Местные сказали, что до ближайшей охотничьей деревни было полдня ходу. Ковыляя по дороге, я размышлял о видении. Место, в котором сражался будущий Хинрик, было незнакомо мне даже по рассказам. Никогда не слышал о чёрном песке. Да и крепость на холме совсем не была похожа на те, что строили у нас на севере — каменная, высокая, с мощной башней. Наши каменщики так строить не умели. Значит, замок или чем бы он ни был возвёл другой народ. Возможно, более древний и искусный. И всё же там было море, а мужи одевались тепло — хоть это привычно. Неужели мне суждено отправиться на далёкие острова? И если так, то на какие? Если Ормар согласится со мной говорить, я должен спросить у него. Начертатель служил Гутфриту, а тот в молодости постоянно пропадал в походах.

Что до самого Гутфрита, то Седой конунг удивил меня. Молва прозвала его жестоким и хитрым. Почитатели рода Химмелингов рассказывали ужасы о его вероломстве. И после того, что он устроил на Свартстунне, я поверил всем этим россказням. Гутфрит дерзнул поднять руку на великих богов. Наших богов, древних властителей! Уже только за это он был достоин смерти. И когда нас с Айной поймали и привели к нему, я ожидал увидеть чудовище.
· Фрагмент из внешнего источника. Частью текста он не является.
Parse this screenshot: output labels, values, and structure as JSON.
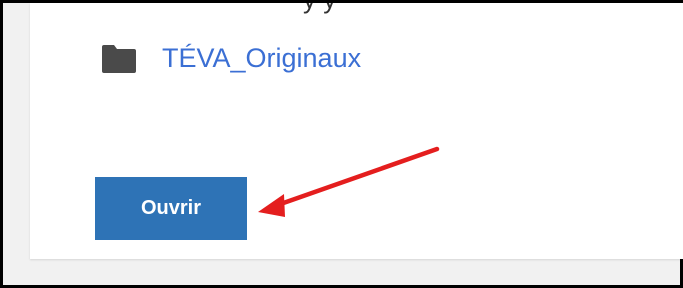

А в итоге говорил с умным и порядочным человеком. Это спутало мне мысли и не укладывалось в голове. Гутфрит был щедр к верным людям, наказал собственного сына за тяжкую провинность, следовал закону и предложил Айне виру. Он был тунном, но вёл себя как нейд и почитал наши обычаи. Да и ко мне отнёсся с уважением, а ведь я был для него никем. Эта странная встреча никак не выходила у меня из головы, и я не знал, что и думать. Не помни я о прошлых деяниях Седого, сам бы просился к нему на службу — всякий муж посчитает за честь идти за справедливым вождём. И воины–тунны отзывались о Гутфрите с большим почтением совсем не потому, что он награждал их серебром. Было во всём этом что–то большее, что–то глубокое. Что–то, чего я пока что не понимал.

Но зачем он погубил Свартстунн, если чтил богов и обращался к Урсигу? Зачем убил Гутлог, если прислушивался к начертателю и рунам? Нет, Гутфрит точно не был безбожником. Но я либо чего–то не знал о самом конунге, либо Сага рассказала мне не всё о том, что случилось на Свартстунне. Значит, мне придётся выяснить ещё и это. Я не смогу сражаться с Гутфритом, не узнав его мыслей и стремлений до конца.

Солнце давно перебралось к западу, а я всё брёл, не встретив ни одного путника. Лишь беркут с громким клёкотом парил в небесах, порой спускаясь к самым кронам деревьев. Интересно, был ли он тем, кого я видел в Эрхелле и под Яггхюдом? Казалось, эта птица меня преследовала.

Я уже хотел было остановиться на привал, поесть и передохнуть, но услышал впереди шум голосов и стук топора о дерево.

— Давай! Тащи их сюда! Осторожно, я сказал! Укладывай ровно!

— Я пытаюсь!

— Да чтоб тебя, безмозглый ты болван!

Раздался треск, что–то рухнуло. Заржала лошадь. Стая напуганных птиц взмыла в небеса.

— Ах ты ж! — взвыли на поляне.

Я инстинктивно выхватил топор и сошёл с дороги, чтобы спрятаться в тени деревьев. Осторожно выглянул, на полусогнутых коленях двинулся на звук голосов. Подобравшись ближе, я отодвинул ветви орешника и огляделся.

Двое мужей обрабатывали сваленное дерево. Рубили ветви, обдирали листья и грузили дрова на повозку. Но, видимо, не рассчитали: телега завалилась набок. Тот, что был моложе, прыгал на одной ноге, баюкая ушибленную. Старший потирал спину и явно страдал от боли. Оба были похожи на местных: одежда неприметная, обувь простая и поношенная. Из орудия — самые простые топоры и скромные хозяйственные ножи из болотной руды. Они точно были родственниками — у обоих вытянутые лица, светлые глаза, потемневшая от солнца кожа. Взлохмаченные волосы они убирали в косы, но гребня их шевелюры явно давно не видели. Привязанная к дереву лошадь успокоилась и принялась жевать траву.